Découverte macabre

Une cage en fer ressuscite l’histoire de La Corriveau — la sorcière du folklore québécois.
par André Pelchat Mis en ligne le 9 octobre 2024

En septembre 2013, un élément inhabituel apparaît dans les médias québécois : la cage de La Corriveau a été retrouvée. Cette découverte fait les manchettes et l’objet de nombreux commentaires. De quoi s’agit-il et pourquoi attire-t-elle tant l’attention?

En 2011, Claudia Méndez, bénévole et guide touristique à la Société d’histoire de Lévis, à Lévis, au Québec, tombe sur un artefact surprenant au Peabody Museum de Salem, dans le Massachusetts.
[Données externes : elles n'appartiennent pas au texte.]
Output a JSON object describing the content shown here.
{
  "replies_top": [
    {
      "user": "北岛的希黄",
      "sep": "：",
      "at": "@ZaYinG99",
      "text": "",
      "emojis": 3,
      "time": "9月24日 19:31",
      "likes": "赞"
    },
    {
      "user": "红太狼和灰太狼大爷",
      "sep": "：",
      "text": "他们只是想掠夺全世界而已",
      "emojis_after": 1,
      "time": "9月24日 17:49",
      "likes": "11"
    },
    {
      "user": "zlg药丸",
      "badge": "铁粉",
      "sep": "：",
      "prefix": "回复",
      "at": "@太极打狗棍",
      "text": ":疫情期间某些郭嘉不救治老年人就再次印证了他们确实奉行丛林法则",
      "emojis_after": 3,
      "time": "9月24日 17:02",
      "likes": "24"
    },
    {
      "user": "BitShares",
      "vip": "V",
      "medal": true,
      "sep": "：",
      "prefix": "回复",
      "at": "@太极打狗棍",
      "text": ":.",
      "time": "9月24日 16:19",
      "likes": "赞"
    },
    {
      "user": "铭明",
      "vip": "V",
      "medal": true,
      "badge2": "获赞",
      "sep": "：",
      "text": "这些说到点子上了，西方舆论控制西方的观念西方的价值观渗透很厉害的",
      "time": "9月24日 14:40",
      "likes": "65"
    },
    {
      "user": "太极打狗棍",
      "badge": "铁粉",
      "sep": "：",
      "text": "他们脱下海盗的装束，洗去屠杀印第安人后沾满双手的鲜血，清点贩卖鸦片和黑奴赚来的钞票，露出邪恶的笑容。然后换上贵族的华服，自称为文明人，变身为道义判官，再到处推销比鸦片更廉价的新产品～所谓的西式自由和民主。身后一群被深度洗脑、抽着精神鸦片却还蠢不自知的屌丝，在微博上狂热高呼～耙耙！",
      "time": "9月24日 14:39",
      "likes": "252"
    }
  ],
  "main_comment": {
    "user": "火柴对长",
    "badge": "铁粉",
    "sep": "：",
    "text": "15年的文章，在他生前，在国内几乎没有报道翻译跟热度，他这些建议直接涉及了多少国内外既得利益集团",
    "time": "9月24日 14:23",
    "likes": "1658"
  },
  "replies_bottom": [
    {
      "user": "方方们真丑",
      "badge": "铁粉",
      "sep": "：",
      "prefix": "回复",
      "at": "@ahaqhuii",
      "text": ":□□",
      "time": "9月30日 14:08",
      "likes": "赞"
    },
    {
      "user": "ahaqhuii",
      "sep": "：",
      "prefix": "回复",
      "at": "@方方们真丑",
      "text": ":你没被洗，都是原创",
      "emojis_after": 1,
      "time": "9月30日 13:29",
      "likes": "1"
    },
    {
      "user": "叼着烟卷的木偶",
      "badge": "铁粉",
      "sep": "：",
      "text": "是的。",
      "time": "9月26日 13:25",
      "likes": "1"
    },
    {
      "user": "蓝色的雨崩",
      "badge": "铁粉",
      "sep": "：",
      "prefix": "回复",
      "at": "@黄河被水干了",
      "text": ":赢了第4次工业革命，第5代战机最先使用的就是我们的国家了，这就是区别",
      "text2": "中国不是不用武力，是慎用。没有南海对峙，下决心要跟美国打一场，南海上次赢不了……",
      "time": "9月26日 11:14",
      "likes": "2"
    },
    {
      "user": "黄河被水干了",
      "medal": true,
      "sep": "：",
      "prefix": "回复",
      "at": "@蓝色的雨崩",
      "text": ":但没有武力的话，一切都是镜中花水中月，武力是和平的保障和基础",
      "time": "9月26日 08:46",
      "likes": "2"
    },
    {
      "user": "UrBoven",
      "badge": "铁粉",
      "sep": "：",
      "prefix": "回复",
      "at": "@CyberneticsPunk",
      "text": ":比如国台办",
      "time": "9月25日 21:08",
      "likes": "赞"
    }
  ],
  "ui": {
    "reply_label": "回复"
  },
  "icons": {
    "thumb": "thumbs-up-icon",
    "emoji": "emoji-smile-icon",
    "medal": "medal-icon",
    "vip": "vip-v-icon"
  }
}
L’exosquelette en fer forgé est identifié comme ayant été utilisé pour l’exposition du « corps de Mme Dodier » après l’exécution de celle-ci en 1763. Claudia Méndez connaissait suffisamment l’histoire du Québec pour savoir que Dodier était le nom de femme mariée de celle que les Québécois appelaient « La Corriveau » dans la légende canadienne-française. 
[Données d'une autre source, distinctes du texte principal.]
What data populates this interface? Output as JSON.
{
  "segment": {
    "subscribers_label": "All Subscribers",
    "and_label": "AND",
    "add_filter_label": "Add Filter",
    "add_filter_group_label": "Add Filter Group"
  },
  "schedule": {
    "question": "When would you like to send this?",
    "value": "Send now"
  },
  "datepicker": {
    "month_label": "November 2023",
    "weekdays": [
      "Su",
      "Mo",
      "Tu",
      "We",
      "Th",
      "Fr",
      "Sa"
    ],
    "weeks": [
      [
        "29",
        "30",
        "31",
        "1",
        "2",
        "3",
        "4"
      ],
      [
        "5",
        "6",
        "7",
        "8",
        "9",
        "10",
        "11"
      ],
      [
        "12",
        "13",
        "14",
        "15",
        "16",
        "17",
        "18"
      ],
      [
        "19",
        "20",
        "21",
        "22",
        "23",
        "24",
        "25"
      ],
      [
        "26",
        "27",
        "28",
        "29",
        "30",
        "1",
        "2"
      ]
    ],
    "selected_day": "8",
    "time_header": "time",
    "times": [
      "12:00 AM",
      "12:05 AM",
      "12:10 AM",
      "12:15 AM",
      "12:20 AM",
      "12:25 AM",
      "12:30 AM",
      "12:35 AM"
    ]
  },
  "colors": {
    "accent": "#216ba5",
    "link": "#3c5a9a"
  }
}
L’objet sinistre sera transporté au Musée de la civilisation de Québec pour être authentifié et, en octobre 2015, les experts confirment qu’il s’agit bien de la tristement célèbre « cage de La Corriveau ». Bien que pratiquement inconnue dans le reste de l’Amérique du Nord, l’histoire de la femme qui a été emprisonnée dans cette cage fait partie de l’histoire, des légendes et du folklore du Québec.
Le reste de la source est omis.